I found this in a gear room that was being torn down.


----------



## bigredc222 (Oct 23, 2007)

It doesn't seem like you could get much leverage. I think it's made out of bake a light. I think that's what this stuff is called. It's like fiberglass. it's about 4' long


----------



## beartard (Oct 30, 2007)

http://en.wikipedia.org/wiki/Bakelite

Trying to be a good newbie.


----------



## Andy in ATL (Aug 17, 2007)

What part of ATL?


----------



## bigredc222 (Oct 23, 2007)

You can't be any newer than me. I just found this site less than a week ago. It's great. Thanks for the definitions. Sometimes it's more red. So I wasn't positive it was Bakelite. According to wica. it became a term used for similar products, i.e. romex.


----------



## MDShunk (Jan 7, 2007)

Many of those switcher's sticks were made of a material known in our trade as "epoxiglas", which may or may not actually contain epoxy or fiberglass.


----------



## beartard (Oct 30, 2007)

Andy in ATL said:


> What part of ATL?


Northeast, between Decatur and Chamblee.


----------



## Bipeflier (Jan 16, 2013)

MDShunk said:


> Many of those switcher's sticks were made of a material known in our trade as "epoxiglas", which may or may not actually contain epoxy or fiberglass.


Epoxiglas(r) is a registered trademark of A. B. Chance Co. (now Hubbell Power Systems). I worked for them for over 42 years in tool engineering.
It was introduced to the utility industry for manipulating energized conductors above 600V back in 1959. Prior to that the "hot line tools" were made of dried maple wood and coated with shelac or laquer.
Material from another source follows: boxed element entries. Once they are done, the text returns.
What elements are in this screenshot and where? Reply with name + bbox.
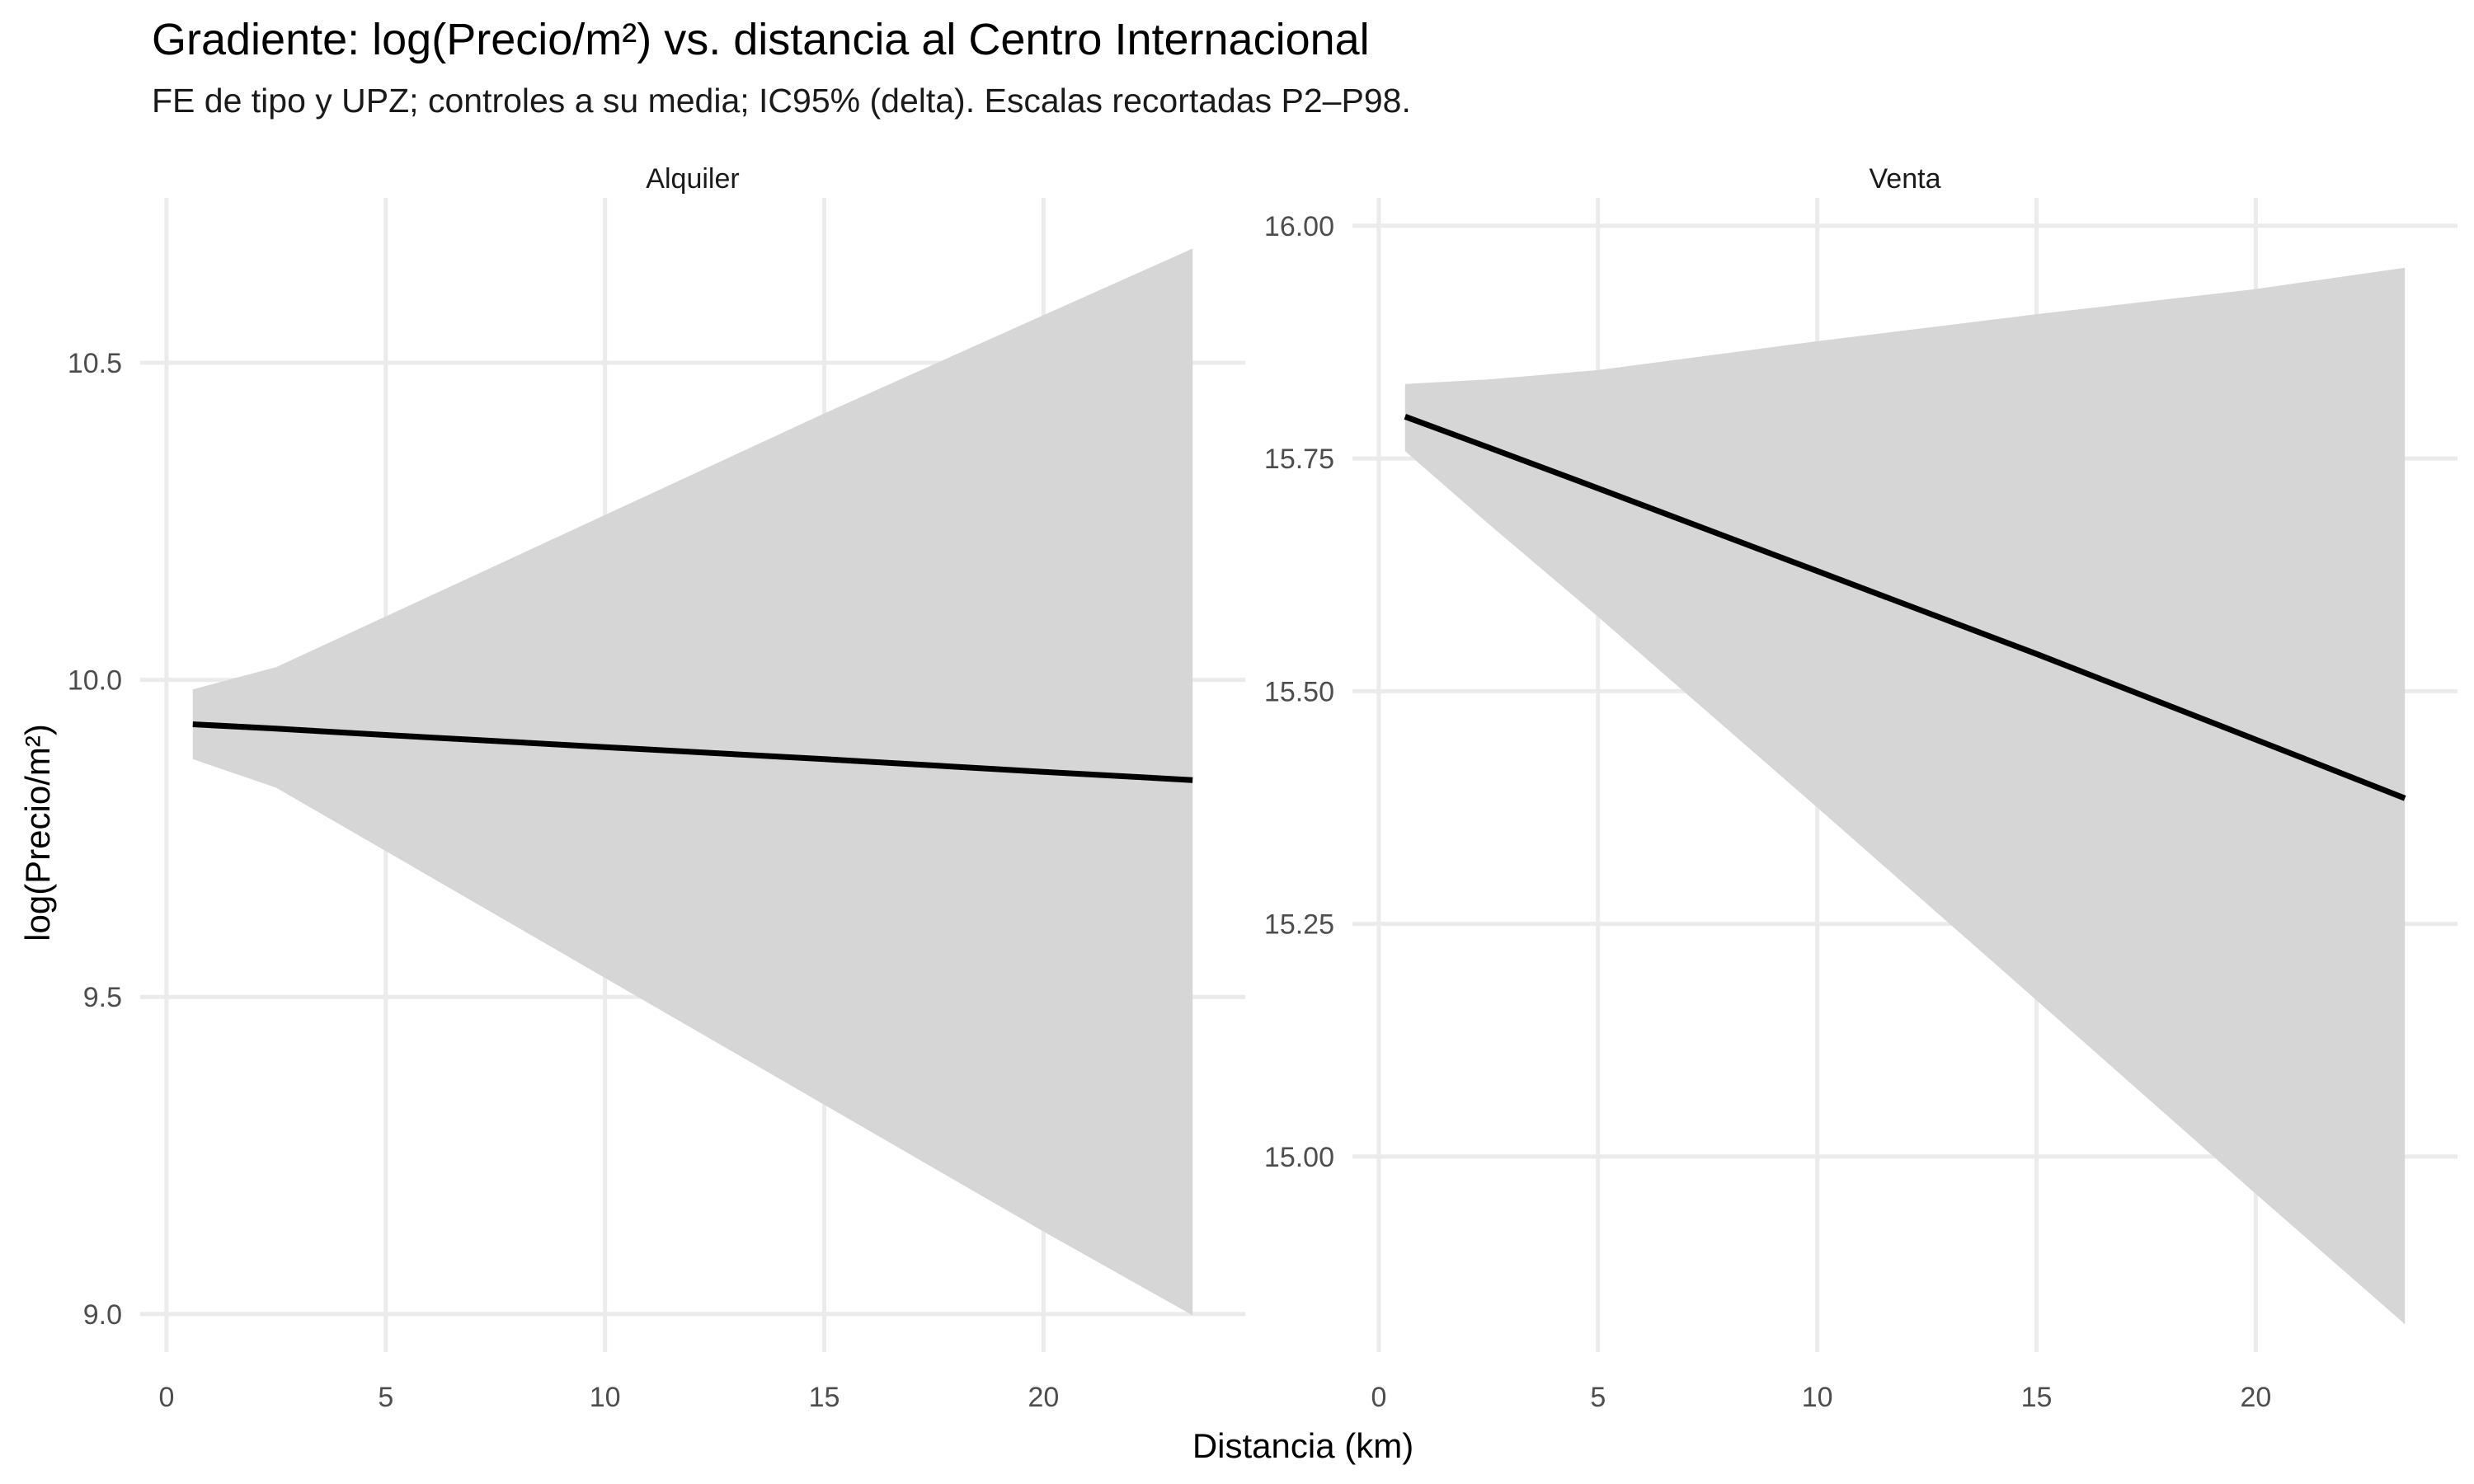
x-tick-label: 20 (2240, 1382, 2271, 1413)
y-tick-label: 16.00 (1264, 211, 1334, 242)
y-tick-label: 9.0 (83, 1299, 122, 1331)
facet-strip-label: Venta (1870, 163, 1941, 195)
chart-title: Gradiente: log(Precio/m²) vs. distancia … (152, 15, 1370, 64)
x-tick-label: 20 (1028, 1382, 1059, 1413)
y-tick-label: 15.50 (1264, 676, 1334, 707)
x-tick-label: 10 (1802, 1382, 1833, 1413)
x-tick-label: 0 (1371, 1382, 1386, 1413)
fit-line (1404, 414, 2406, 801)
panels-layer: 0 5 10 15 20 9.0 9.5 10.0 10.5 Alquiler 0 5 10 15 20 15… (68, 163, 2458, 1413)
y-tick-label: 9.5 (83, 982, 122, 1013)
confidence-band (1404, 267, 2406, 1325)
x-axis-title: Distancia (km) (1192, 1426, 1413, 1465)
y-axis-title: log(Precio/m²) (18, 724, 57, 942)
chart-subtitle: FE de tipo y UPZ; controles a su media; … (152, 82, 1411, 120)
facet-strip-label: Alquiler (646, 163, 739, 195)
x-tick-label: 0 (158, 1382, 174, 1413)
y-tick-label: 15.75 (1264, 444, 1334, 475)
x-tick-label: 15 (2021, 1382, 2053, 1413)
y-tick-label: 15.00 (1264, 1142, 1334, 1173)
y-tick-label: 10.5 (68, 348, 122, 379)
x-tick-label: 10 (590, 1382, 621, 1413)
panel-alquiler: 0 5 10 15 20 9.0 9.5 10.0 10.5 Alquiler (68, 163, 1245, 1413)
x-tick-label: 5 (1590, 1382, 1606, 1413)
panel-venta: 0 5 10 15 20 15.00 15.25 15.50 15.75 16.00 Venta (1264, 163, 2458, 1413)
y-tick-label: 15.25 (1264, 909, 1334, 941)
fit-line (192, 721, 1193, 783)
x-tick-label: 5 (378, 1382, 393, 1413)
confidence-band (192, 248, 1193, 1316)
x-tick-label: 15 (809, 1382, 840, 1413)
y-tick-label: 10.0 (68, 665, 122, 697)
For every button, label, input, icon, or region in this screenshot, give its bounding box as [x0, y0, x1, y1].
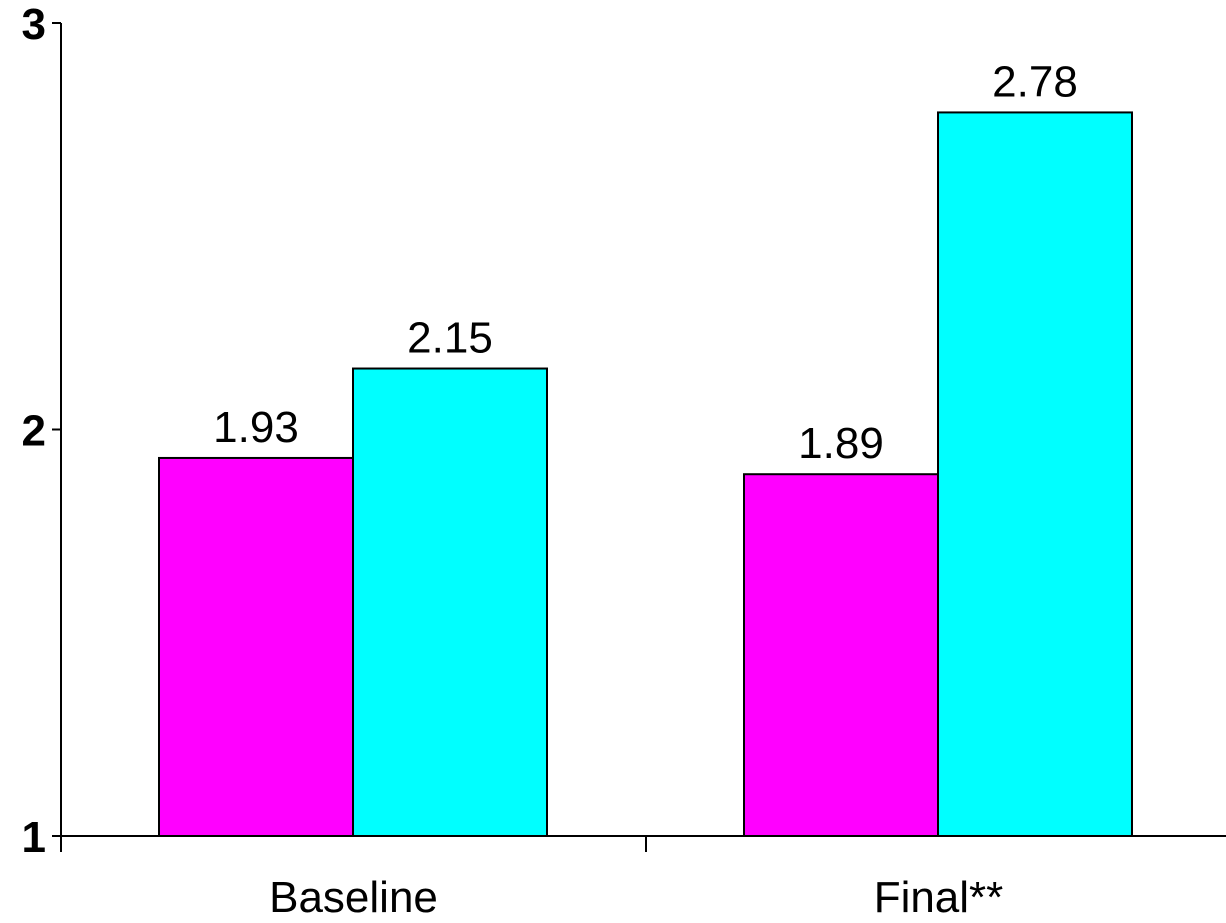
x-category-label: Final**: [874, 873, 1004, 922]
y-tick-label: 3: [22, 0, 46, 49]
bar-value-label: 1.89: [798, 419, 884, 468]
x-ticks: Baseline Final**: [60, 836, 1004, 922]
bar-value-label: 2.78: [992, 57, 1078, 106]
x-category-label: Baseline: [269, 873, 438, 922]
bar-cyan-1: [937, 111, 1133, 838]
bars-layer: [158, 111, 1133, 838]
bar-value-label: 1.93: [213, 403, 299, 452]
y-tick-label: 2: [22, 407, 46, 456]
bar-cyan-0: [352, 367, 548, 837]
bar-value-label: 2.15: [407, 314, 493, 363]
bar-magenta-0: [158, 456, 354, 837]
y-tick-label: 1: [22, 813, 46, 862]
bar-magenta-1: [743, 473, 939, 837]
y-ticks: 1 2 3: [22, 0, 61, 862]
data-labels: 1.93 1.89 2.15 2.78: [213, 57, 1078, 468]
And yes, Epoxiglas(r) does contain certified electrical grade fiberglass and epoxy (for its electrical properties) to this day. Other manufactures typically use polyester (boat) resins.


----------



## Big John (May 23, 2010)

Looks like some kind of racking handle. It would be twisted, not levered. But I've never seen one made out of fiberglass. Is that a copper band around the end?


----------